Ford as a Formula One engine manufacturer

Formula One World Championship career
- First entry: 1951 German Grand Prix
- Last entry: 2004 Brazilian Grand Prix
- Races entered: 528 (523 starts)
- Constructors' Championships: 10 (1968, 1969, 1970, 1971, 1972, 1973, 1974, 1978, 1980, 1981)
- Drivers' Championships: 13 (1968, 1969, 1970, 1971, 1972, 1973, 1974, 1976, 1978, 1980, 1981, 1982, 1994)
- Race victories: 176
- Podiums: 533
- Points: 4286.5
- Pole positions: 139
- Fastest laps: 159

= Ford in Formula One =

American car manufacturer in motorsport

The Ford Motor Company, an American car manufacturer, has participated in Formula One in various forms since the 1960s. Ford-badged engines have won 176 Grands Prix, 10 Constructors' Championships and 13 Drivers' Championships, ranking third in Formula One history. Throughout its history in the series, Ford's involvement has been through partnerships with specialist manufacturers, with a focus on marketing rather than technical involvement.

Although Ford engines started seven races between 1963 and 1966, it was in 1967 when Ford officially entered Formula One as an engine supplier through its partnership with Cosworth, introducing the Ford-Cosworth DFV engine. The DFV – developed by Cosworth, with Ford providing funding – won on its debut at the 1967 Dutch Grand Prix with Lotus' Jim Clark and claimed its first Drivers' and Constructors' Championships in 1968 with Graham Hill and Lotus-Ford. The DFV was powerful, reliable, light, compact, easy to work with and relatively affordable, becoming the most popular engine of its era with the majority of teams using it from the late 1960s to the early 1980s. Between 1967 and 1983, the DFV won 155 Grands Prix, 12 Drivers' Championships and 10 Constructors' Championships – Lotus, Matra, Tyrrell, McLaren, Williams and Brabham all secured titles with it.
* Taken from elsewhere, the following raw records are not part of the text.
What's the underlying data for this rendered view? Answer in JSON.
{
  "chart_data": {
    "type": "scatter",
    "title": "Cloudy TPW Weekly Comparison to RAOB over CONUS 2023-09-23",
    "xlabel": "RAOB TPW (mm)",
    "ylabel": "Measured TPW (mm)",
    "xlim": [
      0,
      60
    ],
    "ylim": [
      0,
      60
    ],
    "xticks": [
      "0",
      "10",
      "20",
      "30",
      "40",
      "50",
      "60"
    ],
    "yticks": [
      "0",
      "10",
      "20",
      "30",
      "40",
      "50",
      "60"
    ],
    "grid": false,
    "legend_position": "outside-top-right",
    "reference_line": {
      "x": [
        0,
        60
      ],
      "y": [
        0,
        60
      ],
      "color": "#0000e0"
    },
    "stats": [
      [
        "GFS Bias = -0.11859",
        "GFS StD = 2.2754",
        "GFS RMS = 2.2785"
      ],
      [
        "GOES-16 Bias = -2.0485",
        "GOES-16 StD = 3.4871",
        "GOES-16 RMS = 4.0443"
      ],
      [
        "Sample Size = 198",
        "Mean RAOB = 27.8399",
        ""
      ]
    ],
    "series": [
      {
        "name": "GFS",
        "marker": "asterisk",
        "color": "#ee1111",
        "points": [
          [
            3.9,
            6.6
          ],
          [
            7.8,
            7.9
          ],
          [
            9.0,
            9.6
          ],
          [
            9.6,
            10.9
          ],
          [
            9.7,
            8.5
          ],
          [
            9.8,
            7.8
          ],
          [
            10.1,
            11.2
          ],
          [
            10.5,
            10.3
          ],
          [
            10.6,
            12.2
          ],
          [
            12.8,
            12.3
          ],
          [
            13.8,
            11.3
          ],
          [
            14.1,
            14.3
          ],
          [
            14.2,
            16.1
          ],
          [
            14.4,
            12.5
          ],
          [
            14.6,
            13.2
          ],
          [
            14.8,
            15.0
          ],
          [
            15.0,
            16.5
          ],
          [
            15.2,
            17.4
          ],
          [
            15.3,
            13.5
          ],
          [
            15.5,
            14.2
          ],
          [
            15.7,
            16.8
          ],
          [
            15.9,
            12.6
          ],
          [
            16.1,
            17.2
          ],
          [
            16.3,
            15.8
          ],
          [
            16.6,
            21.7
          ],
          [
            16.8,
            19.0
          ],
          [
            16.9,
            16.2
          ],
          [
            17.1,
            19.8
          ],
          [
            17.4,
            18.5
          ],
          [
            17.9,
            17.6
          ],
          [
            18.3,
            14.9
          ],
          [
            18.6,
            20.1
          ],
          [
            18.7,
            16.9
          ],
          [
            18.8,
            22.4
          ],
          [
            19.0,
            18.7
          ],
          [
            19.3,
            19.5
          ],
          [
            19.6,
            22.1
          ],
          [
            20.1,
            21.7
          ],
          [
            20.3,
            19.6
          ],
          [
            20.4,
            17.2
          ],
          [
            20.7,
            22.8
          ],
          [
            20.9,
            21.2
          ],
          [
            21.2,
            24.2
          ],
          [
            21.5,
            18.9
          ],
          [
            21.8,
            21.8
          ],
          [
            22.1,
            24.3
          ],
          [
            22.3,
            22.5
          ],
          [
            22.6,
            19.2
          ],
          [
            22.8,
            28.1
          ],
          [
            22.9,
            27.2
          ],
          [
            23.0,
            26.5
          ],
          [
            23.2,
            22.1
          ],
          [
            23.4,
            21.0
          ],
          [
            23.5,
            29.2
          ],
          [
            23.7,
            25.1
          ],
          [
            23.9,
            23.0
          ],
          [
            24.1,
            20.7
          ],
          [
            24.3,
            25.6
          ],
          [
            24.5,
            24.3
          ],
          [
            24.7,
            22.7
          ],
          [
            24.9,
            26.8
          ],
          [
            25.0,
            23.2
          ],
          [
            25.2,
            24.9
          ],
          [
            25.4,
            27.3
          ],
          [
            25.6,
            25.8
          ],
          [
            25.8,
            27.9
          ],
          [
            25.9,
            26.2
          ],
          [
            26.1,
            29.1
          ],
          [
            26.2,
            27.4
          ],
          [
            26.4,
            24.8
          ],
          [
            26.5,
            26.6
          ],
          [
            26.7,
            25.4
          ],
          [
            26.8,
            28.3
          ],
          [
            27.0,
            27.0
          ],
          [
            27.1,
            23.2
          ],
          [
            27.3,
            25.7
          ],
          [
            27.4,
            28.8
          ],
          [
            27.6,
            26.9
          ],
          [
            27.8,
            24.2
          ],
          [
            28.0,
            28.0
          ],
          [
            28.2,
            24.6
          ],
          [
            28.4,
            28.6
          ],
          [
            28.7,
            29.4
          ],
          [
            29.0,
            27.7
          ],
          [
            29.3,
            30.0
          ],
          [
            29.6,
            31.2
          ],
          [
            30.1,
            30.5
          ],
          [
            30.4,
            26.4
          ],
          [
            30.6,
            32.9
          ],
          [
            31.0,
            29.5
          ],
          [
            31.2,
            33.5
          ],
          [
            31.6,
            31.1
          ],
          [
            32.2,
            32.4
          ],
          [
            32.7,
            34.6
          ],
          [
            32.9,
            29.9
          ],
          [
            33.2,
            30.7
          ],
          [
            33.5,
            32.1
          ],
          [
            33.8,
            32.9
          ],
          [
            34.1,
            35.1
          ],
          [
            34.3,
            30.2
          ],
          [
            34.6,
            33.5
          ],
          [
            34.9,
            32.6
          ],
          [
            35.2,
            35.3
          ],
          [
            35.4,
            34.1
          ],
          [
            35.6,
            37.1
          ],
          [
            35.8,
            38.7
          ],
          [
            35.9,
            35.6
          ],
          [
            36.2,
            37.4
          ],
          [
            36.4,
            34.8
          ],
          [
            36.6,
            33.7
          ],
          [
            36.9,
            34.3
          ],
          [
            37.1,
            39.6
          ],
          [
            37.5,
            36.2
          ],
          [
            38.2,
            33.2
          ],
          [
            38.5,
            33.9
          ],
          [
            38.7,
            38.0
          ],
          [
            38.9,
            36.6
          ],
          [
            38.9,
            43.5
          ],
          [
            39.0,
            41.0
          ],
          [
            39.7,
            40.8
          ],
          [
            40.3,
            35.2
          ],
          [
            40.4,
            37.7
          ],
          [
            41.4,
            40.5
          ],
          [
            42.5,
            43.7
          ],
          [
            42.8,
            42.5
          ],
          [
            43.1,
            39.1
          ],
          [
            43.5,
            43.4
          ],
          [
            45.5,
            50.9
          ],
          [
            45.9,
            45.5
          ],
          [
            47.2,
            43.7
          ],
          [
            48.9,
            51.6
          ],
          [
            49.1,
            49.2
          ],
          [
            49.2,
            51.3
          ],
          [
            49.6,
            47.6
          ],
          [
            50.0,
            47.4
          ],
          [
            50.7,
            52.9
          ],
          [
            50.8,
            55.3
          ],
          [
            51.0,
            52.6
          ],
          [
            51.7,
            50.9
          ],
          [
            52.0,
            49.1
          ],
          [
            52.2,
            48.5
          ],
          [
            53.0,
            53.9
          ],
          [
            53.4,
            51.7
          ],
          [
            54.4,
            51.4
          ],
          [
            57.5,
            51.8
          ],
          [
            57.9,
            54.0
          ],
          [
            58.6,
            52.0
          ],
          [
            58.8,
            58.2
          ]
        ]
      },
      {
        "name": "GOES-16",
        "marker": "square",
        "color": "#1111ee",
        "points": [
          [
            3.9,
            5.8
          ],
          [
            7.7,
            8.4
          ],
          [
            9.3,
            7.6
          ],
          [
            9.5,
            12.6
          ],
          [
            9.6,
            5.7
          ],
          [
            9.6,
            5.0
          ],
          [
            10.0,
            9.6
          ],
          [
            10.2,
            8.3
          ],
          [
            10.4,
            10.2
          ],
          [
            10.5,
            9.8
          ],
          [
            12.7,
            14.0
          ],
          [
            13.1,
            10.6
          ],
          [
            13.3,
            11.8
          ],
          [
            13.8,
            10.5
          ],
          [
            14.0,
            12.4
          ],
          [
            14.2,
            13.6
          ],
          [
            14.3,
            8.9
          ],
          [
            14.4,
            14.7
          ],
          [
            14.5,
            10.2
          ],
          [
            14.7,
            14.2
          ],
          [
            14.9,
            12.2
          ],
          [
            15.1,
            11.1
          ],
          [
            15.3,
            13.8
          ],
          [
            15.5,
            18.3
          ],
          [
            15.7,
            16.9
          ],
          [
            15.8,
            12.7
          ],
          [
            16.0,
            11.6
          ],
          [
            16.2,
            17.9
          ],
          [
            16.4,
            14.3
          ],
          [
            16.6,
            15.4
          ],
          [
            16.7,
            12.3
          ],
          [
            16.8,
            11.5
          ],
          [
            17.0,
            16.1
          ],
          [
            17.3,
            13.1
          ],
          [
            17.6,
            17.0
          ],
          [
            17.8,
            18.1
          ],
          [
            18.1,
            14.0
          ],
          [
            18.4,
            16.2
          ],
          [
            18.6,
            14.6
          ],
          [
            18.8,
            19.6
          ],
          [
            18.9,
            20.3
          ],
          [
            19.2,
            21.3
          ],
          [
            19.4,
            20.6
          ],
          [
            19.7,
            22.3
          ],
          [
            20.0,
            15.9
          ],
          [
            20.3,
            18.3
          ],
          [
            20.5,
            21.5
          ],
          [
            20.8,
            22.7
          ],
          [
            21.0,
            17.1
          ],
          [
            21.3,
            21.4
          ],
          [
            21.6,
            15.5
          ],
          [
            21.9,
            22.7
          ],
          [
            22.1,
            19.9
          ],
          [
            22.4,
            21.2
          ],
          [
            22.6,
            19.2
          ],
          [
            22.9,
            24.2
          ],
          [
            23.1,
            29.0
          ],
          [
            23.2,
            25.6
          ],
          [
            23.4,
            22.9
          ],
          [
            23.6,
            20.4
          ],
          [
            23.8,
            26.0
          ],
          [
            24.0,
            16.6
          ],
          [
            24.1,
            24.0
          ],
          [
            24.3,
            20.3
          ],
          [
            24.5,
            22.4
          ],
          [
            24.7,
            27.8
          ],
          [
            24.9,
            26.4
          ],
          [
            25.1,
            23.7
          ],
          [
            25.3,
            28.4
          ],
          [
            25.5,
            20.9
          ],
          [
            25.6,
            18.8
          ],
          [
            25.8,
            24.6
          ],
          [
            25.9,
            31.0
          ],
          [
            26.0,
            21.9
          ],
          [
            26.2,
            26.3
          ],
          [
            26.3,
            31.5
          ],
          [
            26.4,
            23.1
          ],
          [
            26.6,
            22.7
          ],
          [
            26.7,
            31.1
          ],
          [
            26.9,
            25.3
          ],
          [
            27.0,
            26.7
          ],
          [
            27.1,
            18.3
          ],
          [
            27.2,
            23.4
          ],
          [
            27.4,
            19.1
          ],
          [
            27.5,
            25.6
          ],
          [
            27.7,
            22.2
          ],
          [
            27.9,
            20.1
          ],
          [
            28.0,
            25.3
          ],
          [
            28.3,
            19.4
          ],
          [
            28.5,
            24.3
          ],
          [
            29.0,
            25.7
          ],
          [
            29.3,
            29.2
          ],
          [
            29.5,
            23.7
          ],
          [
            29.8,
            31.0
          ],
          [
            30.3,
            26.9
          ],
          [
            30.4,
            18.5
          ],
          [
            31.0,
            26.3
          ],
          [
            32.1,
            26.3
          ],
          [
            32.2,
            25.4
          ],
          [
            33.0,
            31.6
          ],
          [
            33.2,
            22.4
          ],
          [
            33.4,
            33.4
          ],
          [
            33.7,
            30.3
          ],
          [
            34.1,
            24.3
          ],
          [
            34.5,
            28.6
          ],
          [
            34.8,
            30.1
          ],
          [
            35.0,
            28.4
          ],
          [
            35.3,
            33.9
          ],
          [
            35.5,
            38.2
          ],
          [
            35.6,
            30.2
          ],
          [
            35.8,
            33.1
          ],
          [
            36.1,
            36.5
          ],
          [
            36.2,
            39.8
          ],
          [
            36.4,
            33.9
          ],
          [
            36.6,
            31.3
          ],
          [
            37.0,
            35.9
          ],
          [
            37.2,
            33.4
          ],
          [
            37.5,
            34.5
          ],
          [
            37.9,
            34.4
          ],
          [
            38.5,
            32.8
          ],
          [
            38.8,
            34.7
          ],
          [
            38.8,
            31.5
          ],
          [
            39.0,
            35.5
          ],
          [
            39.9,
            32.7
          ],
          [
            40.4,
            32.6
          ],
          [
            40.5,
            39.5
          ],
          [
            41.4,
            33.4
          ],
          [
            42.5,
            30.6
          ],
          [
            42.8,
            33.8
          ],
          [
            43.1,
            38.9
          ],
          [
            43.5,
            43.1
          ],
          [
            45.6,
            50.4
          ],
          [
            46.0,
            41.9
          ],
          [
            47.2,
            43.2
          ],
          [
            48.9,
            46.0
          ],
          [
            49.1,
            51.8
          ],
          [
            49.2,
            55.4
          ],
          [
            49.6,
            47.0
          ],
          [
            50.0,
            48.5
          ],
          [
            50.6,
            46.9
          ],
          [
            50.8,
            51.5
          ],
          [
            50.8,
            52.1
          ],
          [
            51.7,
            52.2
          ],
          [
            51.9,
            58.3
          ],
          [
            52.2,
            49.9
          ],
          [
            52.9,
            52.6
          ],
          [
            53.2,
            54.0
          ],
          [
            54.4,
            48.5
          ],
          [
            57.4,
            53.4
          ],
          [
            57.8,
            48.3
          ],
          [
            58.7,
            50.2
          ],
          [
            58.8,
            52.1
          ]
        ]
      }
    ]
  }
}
As turbocharged engines became prevalent in the 1980s, Cosworth developed Ford-badged turbo power units such as the GBA, though these achieved limited success. Ford continued supplying naturally aspirated engines after the turbo era ended in the late 1980s, with teams such as Benetton, McLaren, Jordan, and Tyrrell using Ford-Cosworth engines. Ford's sole World Championship success during this period came in 1994, when Michael Schumacher won the Drivers' Championship with Benetton-Ford. Ford subsequently increased its involvement with Cosworth by purchasing the race engine division of the company in 1998.

Between 1997 and 1999, Ford provided works support for the newly formed Stewart Grand Prix team. The team achieved a race victory in 1999 before being acquired by Ford in 2000, when it was rebranded as Jaguar Racing to promote the then Ford-owned Jaguar brand. Across five seasons, Jaguar Racing never won a Grand Prix, scoring two podiums and a best Constructors' Championship finish of seventh, before Ford withdrew from Formula One at the end of the 2004 season, selling both Jaguar and Cosworth. Ford engines took a single win during the 2000s, with Jordan at the 2003 Brazilian Grand Prix.
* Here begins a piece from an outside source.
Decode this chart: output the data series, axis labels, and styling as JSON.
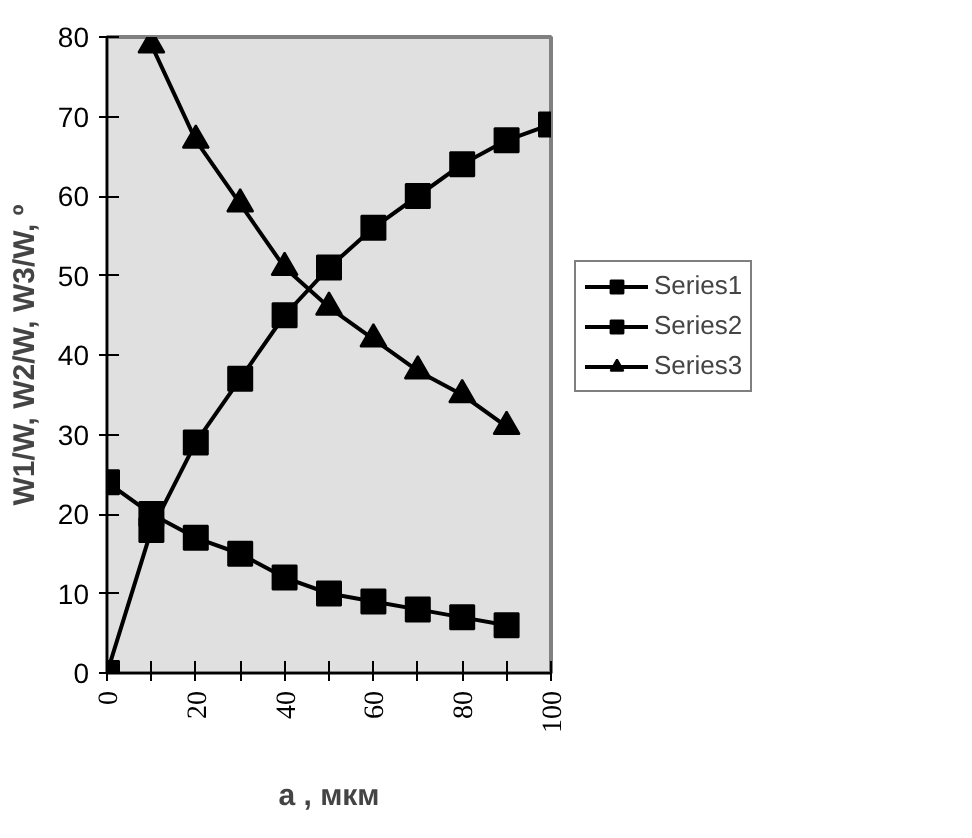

Ford remained absent from Formula One until announcing its return as a power unit partner for Red Bull Powertrains beginning in the 2026 season, coinciding with new regulations focused on increased electrification and sustainable fuels.

==Sporadic entrances (1963-1966)==
Erik Lundgren, whose car was powered by an unspecified Ford V8, was listed in the entry list for the 1951 German Grand Prix, but withdrew.

The first appearance of Ford in a Formula One Grand Prix was the appearance of the Stebro team, whose singular Grand Prix entry was driven by co-founder Peter Broeker, who finished in seventh after retiring 88 laps in. The car utilised a Ford 105E engine. The last two entries in 1963 were two privateer entrants: Brausch Niemann, who drove a Lotus 22 outfitted with the same Ford 105E engine to fourteenth at the 1963 South African Grand Prix, and David Prophet, whose Brabham BT6, again equipped with the Ford 105E, retired from the race. Prophet also entered a non-championship Grand Prix, the 1963 Kanonloppet, where he finished in eleventh.

Two Ford entrants appeared in the 1964 season: John Taylor and Frank Gardner, both at the 1964 British Grand Prix. Of these two, Taylor, a privateer who drove the Cooper T71/73 with the 105E engine, finished in fourteenth, and Gardner failed to finish the race. His entry at the non-championship 1964 Mediterranean Grand Prix also came up fruitless. Prophet finished in eighteenth at the non-championship 1964 Rand Grand Prix; that same race, Paul Hawkins found himself in second place in a Brabham car with a Ford Cosworth engine.

==Partnership with Red Bull Powertrains (2026–)==
In February 2023, Ford announced that it will return to Formula One in 2026 in partnership with Red Bull Powertrains, supplying power units to Red Bull Racing and their second team Racing Bulls.